PINK ANDERSON

Back at the start of the 20th Century, when the original Blues music was born out of the hard life of rural African-American workers, travelling shows, circuses, tent-show revues and ‘medicine shows’ were a common sight in the South. They all had musicians as part of their entertainment, and these ‘wandering songsters’ spread the new and distinctive musical form of Blues from the Delta to Texas; from the Gulf Coast to the Atlantic; and up the Mississippi to America’s heartland. It may be hard to believe, but there were still ‘medicine shows’ plying their trade in the post WWII era. Some had Blues musicians with them who had lived this life for decades, and ‘Pink’ Anderson was a prime example of the breed.

Pinkney Anderson was born in 1900 near Spartanburg SC and at the age of 14 was playing guitar to entertain the folks who came to buy Dr. Kerr’s ‘cure-all medicine’. He teamed up with a blind guitarist called Simmie Dooley, and they were soon playing on street-corners all over the Carolinas as they followed the ‘medicine show’. They worked up a huge repertoire of Folk, Piedmont-style Blues and Ragtime songs as they both sang their way around the South, and their double act was captured on disc by a field unit in Atlanta in April 1928. All four vocal and guitar duets were released by Columbia Records, and somebody’s singing voice sounds uncannily like Bob Dylan!

Pink & Simmie with ‘Every day of the Week Blues’ from 1928;

Pink Anderson Discography
With the excellent ‘Carolina Blues Man’ and ‘Blues and Folk Singer’, this trilogy shows the scope of Pink’s repertoire.’Medicine Show concentrates on his more light-hearted and witty songs, all performed with his bright Piedmont fimgerpicking.

MEDICINE SHOW MAN

Medicine shows were still operating in rural areas right up to the 60s and, having parted company with Simmie, Pink would often ‘go out’ with ‘Chief Thundercloud’s Travelling Show’, sometimes in the company of ‘Peg-Leg Sam’ Jackson. In 1950, Paul Clayton recorded seven of Pink’s ‘Carolina Street Ballads’ which appeared on ‘Gospel, Blues and Street Songs’ on the Riverside label, with the Rev. Gary Davis on the other side.

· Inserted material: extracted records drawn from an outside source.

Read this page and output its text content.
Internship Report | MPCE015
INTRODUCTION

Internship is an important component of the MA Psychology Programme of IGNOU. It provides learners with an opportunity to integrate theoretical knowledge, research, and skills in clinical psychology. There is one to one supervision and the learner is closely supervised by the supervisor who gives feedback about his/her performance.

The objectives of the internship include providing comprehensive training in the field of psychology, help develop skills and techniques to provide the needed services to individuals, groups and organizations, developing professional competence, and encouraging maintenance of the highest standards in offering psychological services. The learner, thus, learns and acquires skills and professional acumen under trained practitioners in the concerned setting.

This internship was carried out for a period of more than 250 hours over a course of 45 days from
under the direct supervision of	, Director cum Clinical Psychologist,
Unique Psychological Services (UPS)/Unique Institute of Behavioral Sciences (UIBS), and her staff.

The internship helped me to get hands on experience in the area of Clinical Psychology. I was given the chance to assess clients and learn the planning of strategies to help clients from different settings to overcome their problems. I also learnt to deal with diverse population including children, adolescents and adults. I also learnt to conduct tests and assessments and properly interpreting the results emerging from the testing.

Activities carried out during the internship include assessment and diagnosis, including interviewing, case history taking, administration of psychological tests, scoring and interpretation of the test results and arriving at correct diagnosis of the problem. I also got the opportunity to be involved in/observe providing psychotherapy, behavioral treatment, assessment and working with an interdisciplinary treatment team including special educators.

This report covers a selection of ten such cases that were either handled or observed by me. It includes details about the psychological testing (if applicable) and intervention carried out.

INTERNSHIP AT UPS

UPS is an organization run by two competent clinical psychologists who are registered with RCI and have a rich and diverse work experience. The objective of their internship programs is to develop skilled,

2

When the Folk/ Blues revival got under way, Sam Charters recorded several albums worth of Pink’s music for the Prestige/ Bluesway label, ‘Medicine Show Man’ being the best known. Pink appeared in the documentary film ‘The Bluesmen’ in 1963 but, sadly, he suffered a stroke in the late 60s which brought his career to a close. Pink passed away in his home-town of Spartanburg in 1974.

 Pink’s Gospel Blues, ‘I Will Fly Away’;


Pink was a stylish guitarist and a strong singer with a rich heritage of entertaining songs, but his name is immortalised in another way. In 1965 the young Syd Barrett was looking for a title for his band in Cambridge, England, he combined Pink’s name with that of another Carolina guitarist Floyd Council, and came up with ‘Pink Floyd’.